SOME old soldiers don’t even fade away. They keep on fighting, trapped in their own past as the world around them changes, ghosts of a long-dead war.

“I have the duty to liberate my country!” shouted Ly Tong, wearing bright yellow prison pajamas, through a double screen of wire mesh at Bangkok’s central jail.

“The only thing that matters is, the Communists still control my country,” he shouted over the hubbub in the caged visiting area recently. “I’m a pilot. This is what I can do.”

His country is Vietnam and the Communists have controlled it since 1975, when they defeated the South Vietnamese Army, for which Mr. Tong fought, along with its American allies.

But time has moved on, and President Bush was just in Hanoi, shaking hands and praising the government’s great capitalist strides forward.
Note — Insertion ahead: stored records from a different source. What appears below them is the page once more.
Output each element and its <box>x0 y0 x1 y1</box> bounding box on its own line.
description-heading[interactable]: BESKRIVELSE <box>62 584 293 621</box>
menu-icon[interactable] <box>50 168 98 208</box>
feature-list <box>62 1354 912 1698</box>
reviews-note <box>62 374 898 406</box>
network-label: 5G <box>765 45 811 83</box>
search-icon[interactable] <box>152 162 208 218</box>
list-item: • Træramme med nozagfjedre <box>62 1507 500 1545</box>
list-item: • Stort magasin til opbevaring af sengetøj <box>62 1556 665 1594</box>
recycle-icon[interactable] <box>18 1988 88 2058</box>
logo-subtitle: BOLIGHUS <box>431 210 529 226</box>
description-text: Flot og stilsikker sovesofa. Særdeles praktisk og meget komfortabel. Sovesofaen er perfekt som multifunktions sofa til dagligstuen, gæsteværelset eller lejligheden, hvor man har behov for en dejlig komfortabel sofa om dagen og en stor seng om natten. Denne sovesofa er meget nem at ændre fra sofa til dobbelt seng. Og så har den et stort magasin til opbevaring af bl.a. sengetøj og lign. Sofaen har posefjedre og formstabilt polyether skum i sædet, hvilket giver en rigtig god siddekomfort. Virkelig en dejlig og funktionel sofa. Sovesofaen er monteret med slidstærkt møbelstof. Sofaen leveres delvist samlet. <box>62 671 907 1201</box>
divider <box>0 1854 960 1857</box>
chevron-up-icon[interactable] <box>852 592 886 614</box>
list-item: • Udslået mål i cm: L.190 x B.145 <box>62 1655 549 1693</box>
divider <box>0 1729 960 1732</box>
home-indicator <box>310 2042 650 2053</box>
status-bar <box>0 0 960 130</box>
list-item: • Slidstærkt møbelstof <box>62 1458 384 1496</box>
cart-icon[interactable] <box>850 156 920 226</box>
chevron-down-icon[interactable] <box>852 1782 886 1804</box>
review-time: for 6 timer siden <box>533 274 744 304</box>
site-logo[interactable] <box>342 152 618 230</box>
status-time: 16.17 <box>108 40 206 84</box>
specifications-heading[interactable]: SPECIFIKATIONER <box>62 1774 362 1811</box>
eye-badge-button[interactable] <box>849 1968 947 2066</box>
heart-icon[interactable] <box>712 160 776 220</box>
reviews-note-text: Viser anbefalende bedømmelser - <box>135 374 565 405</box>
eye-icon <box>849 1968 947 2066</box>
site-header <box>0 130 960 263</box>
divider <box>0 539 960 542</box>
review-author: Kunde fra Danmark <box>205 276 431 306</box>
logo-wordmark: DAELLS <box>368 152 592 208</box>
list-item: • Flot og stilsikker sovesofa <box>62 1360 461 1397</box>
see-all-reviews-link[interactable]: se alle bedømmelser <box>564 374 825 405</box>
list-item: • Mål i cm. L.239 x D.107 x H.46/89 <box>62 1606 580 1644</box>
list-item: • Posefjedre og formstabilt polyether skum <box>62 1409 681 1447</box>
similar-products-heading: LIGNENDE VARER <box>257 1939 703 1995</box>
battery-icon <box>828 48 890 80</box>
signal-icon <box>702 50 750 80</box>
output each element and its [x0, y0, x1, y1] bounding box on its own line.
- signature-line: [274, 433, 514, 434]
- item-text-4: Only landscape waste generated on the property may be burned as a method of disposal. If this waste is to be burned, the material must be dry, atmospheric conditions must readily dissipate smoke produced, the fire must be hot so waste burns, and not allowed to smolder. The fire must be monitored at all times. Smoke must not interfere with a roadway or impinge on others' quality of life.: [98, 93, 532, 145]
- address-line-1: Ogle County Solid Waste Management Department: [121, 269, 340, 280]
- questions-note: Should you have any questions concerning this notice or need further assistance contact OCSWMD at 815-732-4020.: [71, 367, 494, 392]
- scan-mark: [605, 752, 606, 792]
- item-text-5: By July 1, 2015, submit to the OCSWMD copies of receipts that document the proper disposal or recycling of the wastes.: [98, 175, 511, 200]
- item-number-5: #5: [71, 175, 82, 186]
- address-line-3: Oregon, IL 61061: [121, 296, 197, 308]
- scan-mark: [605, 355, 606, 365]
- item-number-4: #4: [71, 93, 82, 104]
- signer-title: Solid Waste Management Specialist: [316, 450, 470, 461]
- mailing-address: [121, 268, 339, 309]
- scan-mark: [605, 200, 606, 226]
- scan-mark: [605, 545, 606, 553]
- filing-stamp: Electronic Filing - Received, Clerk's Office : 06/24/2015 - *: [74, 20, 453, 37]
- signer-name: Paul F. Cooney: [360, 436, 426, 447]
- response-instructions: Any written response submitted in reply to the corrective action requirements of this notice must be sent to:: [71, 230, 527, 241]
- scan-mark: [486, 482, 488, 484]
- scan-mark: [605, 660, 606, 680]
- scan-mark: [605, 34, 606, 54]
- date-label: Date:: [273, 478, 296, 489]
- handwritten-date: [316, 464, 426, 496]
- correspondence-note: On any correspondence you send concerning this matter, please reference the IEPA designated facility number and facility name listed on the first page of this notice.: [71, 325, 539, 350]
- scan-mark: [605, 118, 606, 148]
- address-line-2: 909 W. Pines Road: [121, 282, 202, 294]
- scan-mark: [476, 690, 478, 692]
Mr. Tong, 62, who emigrated to America and became an American citizen in the 1980s, could only watch in frustration from his Thai jail cell.

The last time an American president was in Vietnam — Bill Clinton in 2000 — Mr. Tong went into action, doing what he could do as a pilot to turn back history.

Pretending he wanted a flying lesson, he commandeered a small plane in Thailand, flew to neighboring Vietnam and scattered thousands of leaflets over Ho Chi Minh City calling for a popular uprising.